Final Blog/ Going forward with devotion and progress

Left: Taken outside Memorial Union’s construction site/ Right: “Forward” by Jean Pond Miner Coburn, Hammered copper with cast bronze base

Every single time I walk past the Memorial Union construction site I chuckle at all the promotional signage. The Wisconsin Idea needs a firm foundation. Okay, yes please. If you continue walking past the construction site and make your way into the Wisconsin Historical Society building you will be greeted by Jean Pond Miner Coburn’s sculpture Forward. Oh, the irony. It is only appropriate that I sit here writing my last blog post for our Scholar Activism class perched two floors above Miner’s sculpture. A plaque explains that Miner created Forward as:

“An allegory of devotion and progress, qualities she felt Wisconsin embodied.”

[Another interesting fact: the plaque states that Wisconsin women raised the necessary funds in 1893 for the creation of Miner’s sculpture. It was also women who later helped raise funds for the sculpture’s long-term preservation after it weathered many seasons outside the Wisconsin State Capitol building.]

So, how can we go forward with devotion and progress? How can we, as scholar-activists, carry this into tomorrow? Throughout the semester our class has been privileged to listen — first-hand — to the stories and the personal reflections from many trailblazing scholar-activists. We’ve been made privy to the trials and tribulations of their tightrope journeys as they navigate and negotiate the tensions inherent in the identity of scholar activists. All of their stories have challenged me to think critically about my positionality and beliefs as I patch together my own iterative scholar-activist identity. I’m leaving plenty of room for error, figuratively and literally. Above all, I have learned how to listen with more than just my ears. I have learned to listen more deeply and with greater patience when I deeply disagree with someone’s activist motivation or personal beliefs. I have learned to appreciate and welcome feeling uncomfortable, to embrace discomfort as a reminder to dissect and examine why I am feeling that way.

This week I was inspired by our two guests’ humility and candor. Brilliant and incisive, I was in awe of Stefanie DeLuca, associate professor of sociology at Johns Hopkins and Jessie Daniels, professor of public heath, sociology, critical psychology at CUNY. Something that stuck with me after class was how DeLuca first began by saying she has a passion for the active part of activism, encouraging us to get outside our comfort zones and ask questions of others (college that gorilla data!) but to also listen and observe. She wholeheartedly advised us to do so with open hearts and modest minds and to embrace empathetic discourse. In a complimentary vein, Jessie Daniels encouraged us to proactively reflect on the kind of difference we want to make in the world with our scholarship. Daniels explained that “it means re-thinking the kinds of questions you are asking with your research [and] which you audience you want to reach with it.” Yes, I can do just that.

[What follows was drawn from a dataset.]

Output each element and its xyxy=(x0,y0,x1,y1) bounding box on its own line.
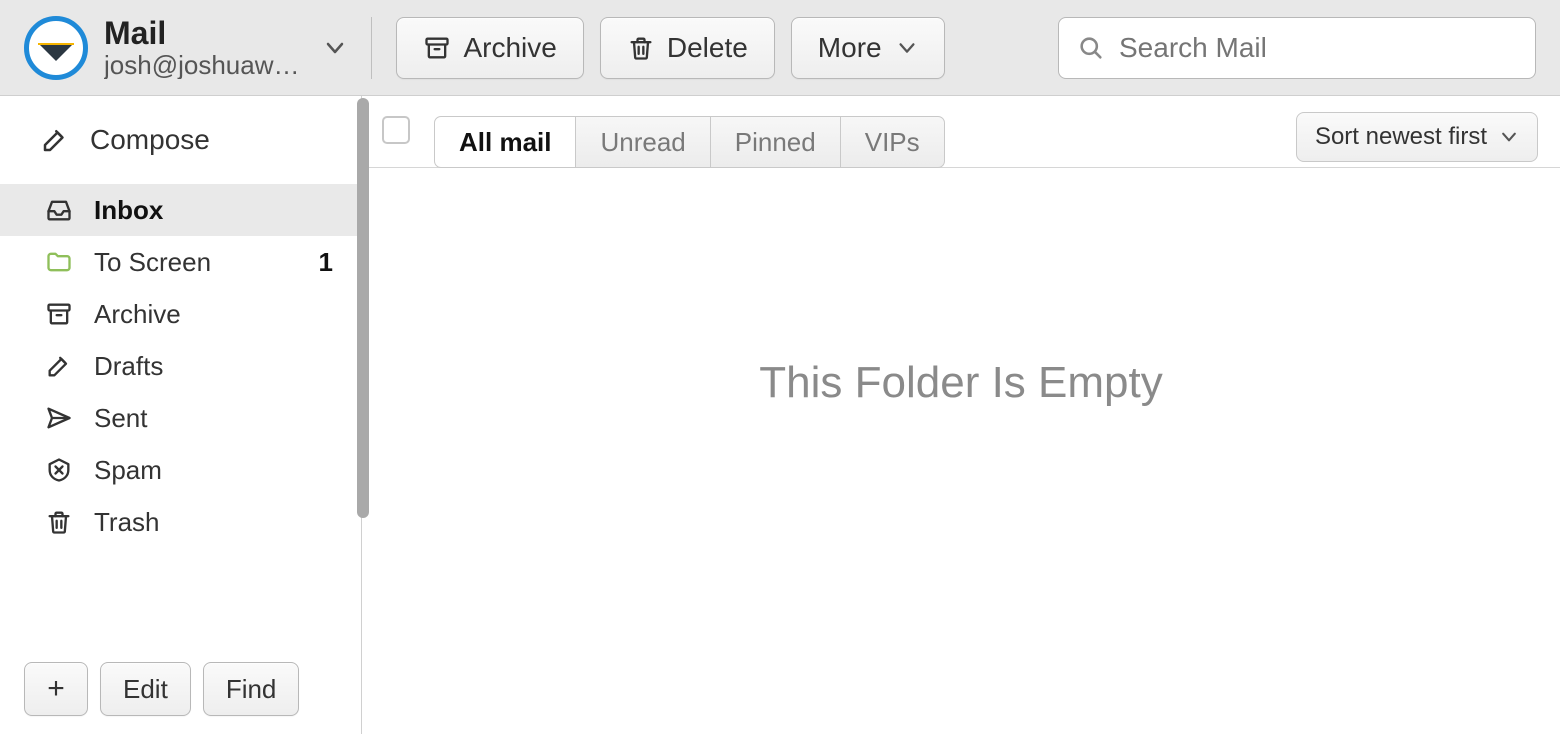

To take it one step further, might we then agree with David S. Meyer’s notion that “useful scholarship comes from placing activist questions at the center of research projects” and that “we should try to answer critical questions where we are animated by a passionate concern for finding truth”? Meyers concludes his chapter “Scholarship That Might Matter” with this incredibly poignant thought, one that I thought encapsulates so much of what we have investigated and interrogated these last few months as a class:

“By opening that space for activists within the academy, we can afford them a place to reflect on their own efforts and make use of whatever scholarly wisdom is available, writing in language that is accessible to nonspecialists. We can benefit from an approach that treats academic research as a means to answer questions that are important outside the academy. If we do so, we can reasonably assume it will improve not only our scholarship, but also our citizenship” (p. 203–204).

To come full circle: I believe that if we remain fueled by devotion and progress, and open hearts and modest minds, we can then go forward with whatever assemblage of scholar-activism we pursue. So let’s open that space up and build a guest house.